Die Räume waren zu gut abgedichtet.
Autor: Silvio Frigg Leiter Zentrale Dienste der Stiftsbibliothek

Wobei die Gewölbekeller für den Wein nicht gut waren, erzählt Silvio Frigg. «Die Räume waren so gut abgedichtet, dass sie muffelig rochen und auch der gelagerte Wein diesen Geruch annahm.» In den meisten der Kellerräume des Stiftsbezirks lagerten im Mittelalter dennoch Lebensmittel für täglich bis zu 300 Mahlzeiten.

Büroplätze im ehemaligen Weinkeller
Legende: Heute wird im ehemaligen Weinkeller gearbeitet. SRF / Christian Masina

Die Gänge im Untergrund sind zum Teil eng. Sie führen durch den zusammenhängenden Unterbau des Stiftsbezirks. Auch zu einer ganz besonderen Türe.

Diese Türe wurde letztmals im Jahr 2017 geöffnet.
Autor: Silvio Frigg Leiter Zentrale Dienste der Stiftsbibliothek

Diese eine Türe ist besonders stark gesichert. Sie wurde letztmals im Jahr 2017 geöffnet. Es ist die Verbindungstüre zwischen den Kellerräumen, die heute dem katholischen Konfessionsteil St. Gallens gehören, und jenen, die im Besitz des Kantons sind.

Enge Gänge und geheime Türe

In diesen Kellern hat es heute unter anderem eine Schreinerei. Über den Kellern, die dem Kanton gehören, befinden sich der Kantonsratssaal, Büros der Verwaltung und Regierung und das Gefängnis der Kantonspolizei St. Gallen. Früher waren hier die Schlafsäle der Mönche.

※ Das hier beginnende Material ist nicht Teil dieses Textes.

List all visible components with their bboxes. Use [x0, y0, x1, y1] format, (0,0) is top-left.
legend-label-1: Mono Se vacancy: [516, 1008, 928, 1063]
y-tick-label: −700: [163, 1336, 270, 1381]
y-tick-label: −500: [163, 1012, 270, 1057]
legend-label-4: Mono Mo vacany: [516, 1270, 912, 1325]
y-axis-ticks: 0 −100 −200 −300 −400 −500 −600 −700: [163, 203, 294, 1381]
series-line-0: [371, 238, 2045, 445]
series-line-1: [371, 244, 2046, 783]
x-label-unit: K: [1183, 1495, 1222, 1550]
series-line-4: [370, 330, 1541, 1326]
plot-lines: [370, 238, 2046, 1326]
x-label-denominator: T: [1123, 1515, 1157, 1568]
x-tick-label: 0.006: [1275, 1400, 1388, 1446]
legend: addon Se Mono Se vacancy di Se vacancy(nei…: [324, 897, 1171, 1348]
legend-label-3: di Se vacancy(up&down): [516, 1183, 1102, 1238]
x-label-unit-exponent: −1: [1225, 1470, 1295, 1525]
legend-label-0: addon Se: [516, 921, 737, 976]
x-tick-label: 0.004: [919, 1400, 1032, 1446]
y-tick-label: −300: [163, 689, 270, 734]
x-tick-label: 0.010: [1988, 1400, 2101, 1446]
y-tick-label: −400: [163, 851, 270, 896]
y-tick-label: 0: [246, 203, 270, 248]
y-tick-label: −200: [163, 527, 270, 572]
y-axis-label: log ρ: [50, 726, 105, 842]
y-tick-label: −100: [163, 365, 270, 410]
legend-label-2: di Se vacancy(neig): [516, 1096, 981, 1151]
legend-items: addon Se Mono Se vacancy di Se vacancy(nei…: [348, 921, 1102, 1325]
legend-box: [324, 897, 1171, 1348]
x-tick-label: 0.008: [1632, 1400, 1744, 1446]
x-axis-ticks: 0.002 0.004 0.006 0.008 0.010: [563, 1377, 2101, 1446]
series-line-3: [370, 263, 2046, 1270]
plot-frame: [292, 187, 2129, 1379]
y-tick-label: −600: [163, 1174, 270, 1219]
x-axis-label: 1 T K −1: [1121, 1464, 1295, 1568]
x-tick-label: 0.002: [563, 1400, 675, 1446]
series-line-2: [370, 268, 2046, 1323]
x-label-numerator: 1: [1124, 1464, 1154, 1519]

Im Kellerteil, der dem katholischen Konfessionsteil St. Gallens gehört, ist heute das Stiftsarchiv.

Archiv im Untergrund.
Legende: Im Stiftsarchiv werden Dokumente des ehemaligen Benediktinerklosters aufbewahrt. SRF / Christian Masina

Die Kellerräume sind sicher. Deshalb wird hier auch viel archiviert. Im Stiftsarchiv werden die Dokumente der Fürstabtei von etwa 720 bis zur Auflösung des Klosters im Jahr 1805 aufbewahrt.

Die Kathedrale und eine Miniaturplastik des Stiftsbezirks im Vordergrund
Legende: Im Hintergrund die St. Galler Kathedrale. Im Vordergrund eine Plastik, die den Stiftsbezirk in Miniaturform zeigt. Keystone / Christian Masina

Die Räume sind seit der Sanierung trocken und geruchsfrei. Nebst Archivräumen gibt es zudem viele Technikräume, um den riesigen Untergrund und die vielen darüberliegenden Gebäude zu versorgen.